A mãe de Valsirene, Isabel Macedo, 47 anos, disse que ficou assustada quando viu a filha voltar do hospital em prantos e sem a criança. ‘‘Estão difamando demais a nossa família. Criei dez filhos trabalhando na roça e nunca faltou nada para eles’’, lamentou Isabel.
U.R.A. foi registrado por Valsirene, ainda no hospital. A família já abriu um processo para recuperar a guarda. ‘‘Vamos lutar até o fim nem que for preciso dar o sangue para isso’’, afirmou a tia de Valsirene, Nilda Aparecida da Silva, 45 anos. Ela é vendedora autônoma e ajuda no sustento da família de Valsirene.
‘‘Eu estou pedindo a guarda provisória para mim, até que a minha sobrinha se estabilize.
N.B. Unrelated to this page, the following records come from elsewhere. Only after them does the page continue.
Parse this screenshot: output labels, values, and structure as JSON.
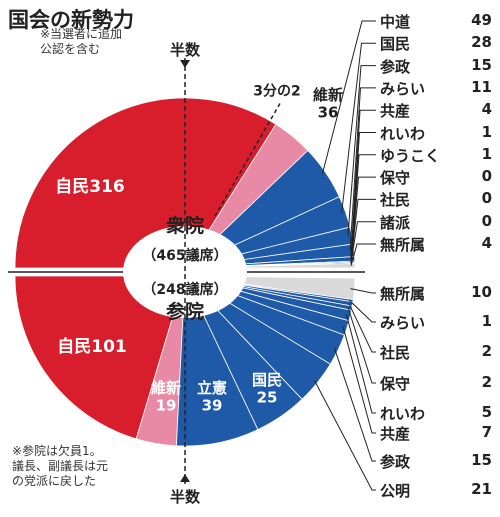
{
  "title": "国会の新勢力",
  "note_top": "※当選者に追加\n公認を含む",
  "note_bottom": "※参院は欠員1。\n議長、副議長は元\nの党派に戻した",
  "half_label_top": "半数",
  "half_label_bottom": "半数",
  "two_thirds_label": "3分の2",
  "colors": {
    "ldp": "#d81e2c",
    "ishin": "#e88aa6",
    "opp": "#1f5aa8",
    "other": "#d9d9d9",
    "text_on_dark": "#ffffff"
  },
  "chart_data": [
    {
      "type": "pie",
      "title": "衆院",
      "subtitle": "（465議席）",
      "total": 465,
      "slices": [
        {
          "label": "自民",
          "value": 316,
          "color": "#d81e2c",
          "inner_label": "自民316"
        },
        {
          "label": "維新",
          "value": 36,
          "color": "#e88aa6",
          "outer_label": "維新\n36"
        },
        {
          "label": "中道",
          "value": 49,
          "color": "#1f5aa8"
        },
        {
          "label": "国民",
          "value": 28,
          "color": "#1f5aa8"
        },
        {
          "label": "参政",
          "value": 15,
          "color": "#1f5aa8"
        },
        {
          "label": "みらい",
          "value": 11,
          "color": "#1f5aa8"
        },
        {
          "label": "共産",
          "value": 4,
          "color": "#1f5aa8"
        },
        {
          "label": "れいわ",
          "value": 1,
          "color": "#1f5aa8"
        },
        {
          "label": "ゆうこく",
          "value": 1,
          "color": "#1f5aa8"
        },
        {
          "label": "保守",
          "value": 0,
          "color": "#1f5aa8"
        },
        {
          "label": "社民",
          "value": 0,
          "color": "#1f5aa8"
        },
        {
          "label": "諸派",
          "value": 0,
          "color": "#1f5aa8"
        },
        {
          "label": "無所属",
          "value": 4,
          "color": "#d9d9d9"
        }
      ],
      "legend": [
        {
          "label": "中道",
          "value": "49"
        },
        {
          "label": "国民",
          "value": "28"
        },
        {
          "label": "参政",
          "value": "15"
        },
        {
          "label": "みらい",
          "value": "11"
        },
        {
          "label": "共産",
          "value": "4"
        },
        {
          "label": "れいわ",
          "value": "1"
        },
        {
          "label": "ゆうこく",
          "value": "1"
        },
        {
          "label": "保守",
          "value": "0"
        },
        {
          "label": "社民",
          "value": "0"
        },
        {
          "label": "諸派",
          "value": "0"
        },
        {
          "label": "無所属",
          "value": "4"
        }
      ]
    },
    {
      "type": "pie",
      "title": "参院",
      "subtitle": "（248議席）",
      "total": 248,
      "slices": [
        {
          "label": "自民",
          "value": 101,
          "color": "#d81e2c",
          "inner_label": "自民101"
        },
        {
          "label": "維新",
          "value": 19,
          "color": "#e88aa6",
          "inner_label": "維新\n19"
        },
        {
          "label": "立憲",
          "value": 39,
          "color": "#1f5aa8",
          "inner_label": "立憲\n39"
        },
        {
          "label": "国民",
          "value": 25,
          "color": "#1f5aa8",
          "inner_label": "国民\n25"
        },
        {
          "label": "公明",
          "value": 21,
          "color": "#1f5aa8"
        },
        {
          "label": "参政",
          "value": 15,
          "color": "#1f5aa8"
        },
        {
          "label": "共産",
          "value": 7,
          "color": "#1f5aa8"
        },
        {
          "label": "れいわ",
          "value": 5,
          "color": "#1f5aa8"
        },
        {
          "label": "保守",
          "value": 2,
          "color": "#1f5aa8"
        },
        {
          "label": "社民",
          "value": 2,
          "color": "#1f5aa8"
        },
        {
          "label": "みらい",
          "value": 1,
          "color": "#1f5aa8"
        },
        {
          "label": "無所属",
          "value": 10,
          "color": "#d9d9d9"
        }
      ],
      "legend": [
        {
          "label": "無所属",
          "value": "10"
        },
        {
          "label": "みらい",
          "value": "1"
        },
        {
          "label": "社民",
          "value": "2"
        },
        {
          "label": "保守",
          "value": "2"
        },
        {
          "label": "れいわ",
          "value": "5"
        },
        {
          "label": "共産",
          "value": "7"
        },
        {
          "label": "参政",
          "value": "15"
        },
        {
          "label": "公明",
          "value": "21"
        }
      ]
    }
  ]
}
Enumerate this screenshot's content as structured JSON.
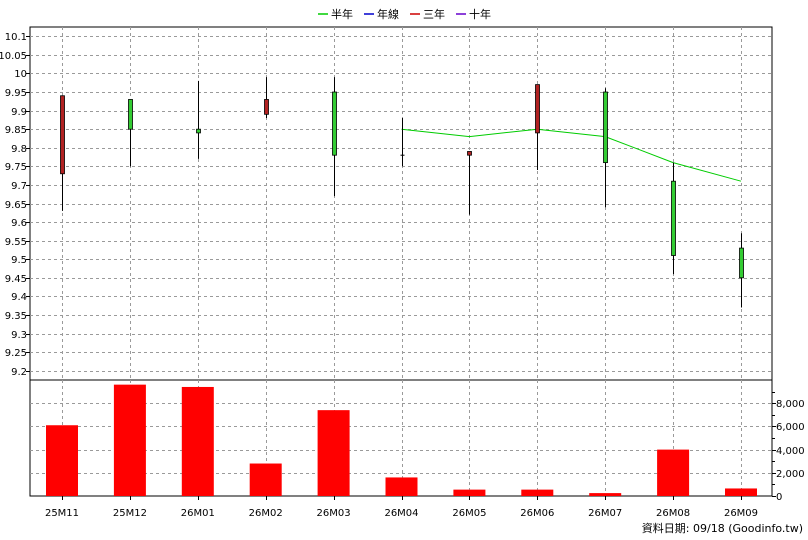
{
  "chart_data": [
    {
      "type": "candlestick",
      "legend": [
        {
          "name": "半年",
          "color": "#00cc00"
        },
        {
          "name": "年線",
          "color": "#0000cc"
        },
        {
          "name": "三年",
          "color": "#cc0000"
        },
        {
          "name": "十年",
          "color": "#6600cc"
        }
      ],
      "legend_position": "top-center",
      "categories": [
        "25M11",
        "25M12",
        "26M01",
        "26M02",
        "26M03",
        "26M04",
        "26M05",
        "26M06",
        "26M07",
        "26M08",
        "26M09"
      ],
      "ohlc": [
        {
          "open": 9.94,
          "high": 9.94,
          "low": 9.63,
          "close": 9.73
        },
        {
          "open": 9.85,
          "high": 9.93,
          "low": 9.75,
          "close": 9.93
        },
        {
          "open": 9.84,
          "high": 9.98,
          "low": 9.77,
          "close": 9.85
        },
        {
          "open": 9.93,
          "high": 9.99,
          "low": 9.88,
          "close": 9.89
        },
        {
          "open": 9.78,
          "high": 9.99,
          "low": 9.67,
          "close": 9.95
        },
        {
          "open": 9.78,
          "high": 9.88,
          "low": 9.75,
          "close": 9.78
        },
        {
          "open": 9.79,
          "high": 9.79,
          "low": 9.62,
          "close": 9.78
        },
        {
          "open": 9.97,
          "high": 9.97,
          "low": 9.74,
          "close": 9.84
        },
        {
          "open": 9.76,
          "high": 9.96,
          "low": 9.64,
          "close": 9.95
        },
        {
          "open": 9.51,
          "high": 9.76,
          "low": 9.46,
          "close": 9.71
        },
        {
          "open": 9.45,
          "high": 9.57,
          "low": 9.37,
          "close": 9.53
        }
      ],
      "up_color": "#33cc33",
      "down_color": "#b22222",
      "ma_series": {
        "name": "半年",
        "values": [
          null,
          null,
          null,
          null,
          null,
          9.85,
          9.83,
          9.85,
          9.83,
          9.76,
          9.71
        ]
      },
      "ylim": [
        9.175,
        10.125
      ],
      "yticks": [
        "10.1",
        "10.05",
        "10",
        "9.95",
        "9.9",
        "9.85",
        "9.8",
        "9.75",
        "9.7",
        "9.65",
        "9.6",
        "9.55",
        "9.5",
        "9.45",
        "9.4",
        "9.35",
        "9.3",
        "9.25",
        "9.2"
      ],
      "ytick_values": [
        10.1,
        10.05,
        10,
        9.95,
        9.9,
        9.85,
        9.8,
        9.75,
        9.7,
        9.65,
        9.6,
        9.55,
        9.5,
        9.45,
        9.4,
        9.35,
        9.3,
        9.25,
        9.2
      ],
      "axis_side": "left",
      "grid": true
    },
    {
      "type": "bar",
      "categories": [
        "25M11",
        "25M12",
        "26M01",
        "26M02",
        "26M03",
        "26M04",
        "26M05",
        "26M06",
        "26M07",
        "26M08",
        "26M09"
      ],
      "values": [
        6100,
        9600,
        9400,
        2800,
        7400,
        1600,
        550,
        550,
        250,
        4000,
        650
      ],
      "color": "#ff0000",
      "ylim": [
        0,
        10000
      ],
      "yticks": [
        "0",
        "2,000",
        "4,000",
        "6,000",
        "8,000"
      ],
      "ytick_values": [
        0,
        2000,
        4000,
        6000,
        8000
      ],
      "axis_side": "right",
      "grid": true
    }
  ],
  "credit_text": "資料日期: 09/18  (Goodinfo.tw)"
}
Eu tenho a guarda de uma criança adotiva que é cega e mora comigo há quatro anos. Sou referência para cuidar de crianças. Minha família tem três fontes de renda e tenho outros três filhos morando comigo’’, disse Nilda.
Porém, o juiz Evandro Luiz Camparoto alega que Nilda devolveu a criança que adotou assim que soube que era deficiente. ‘‘É difícil depositar confiança a partir deste fato. E se mais tarde a criança apresentar deficiência, ela vai devolver novamente?’’, indagou. (L.T.)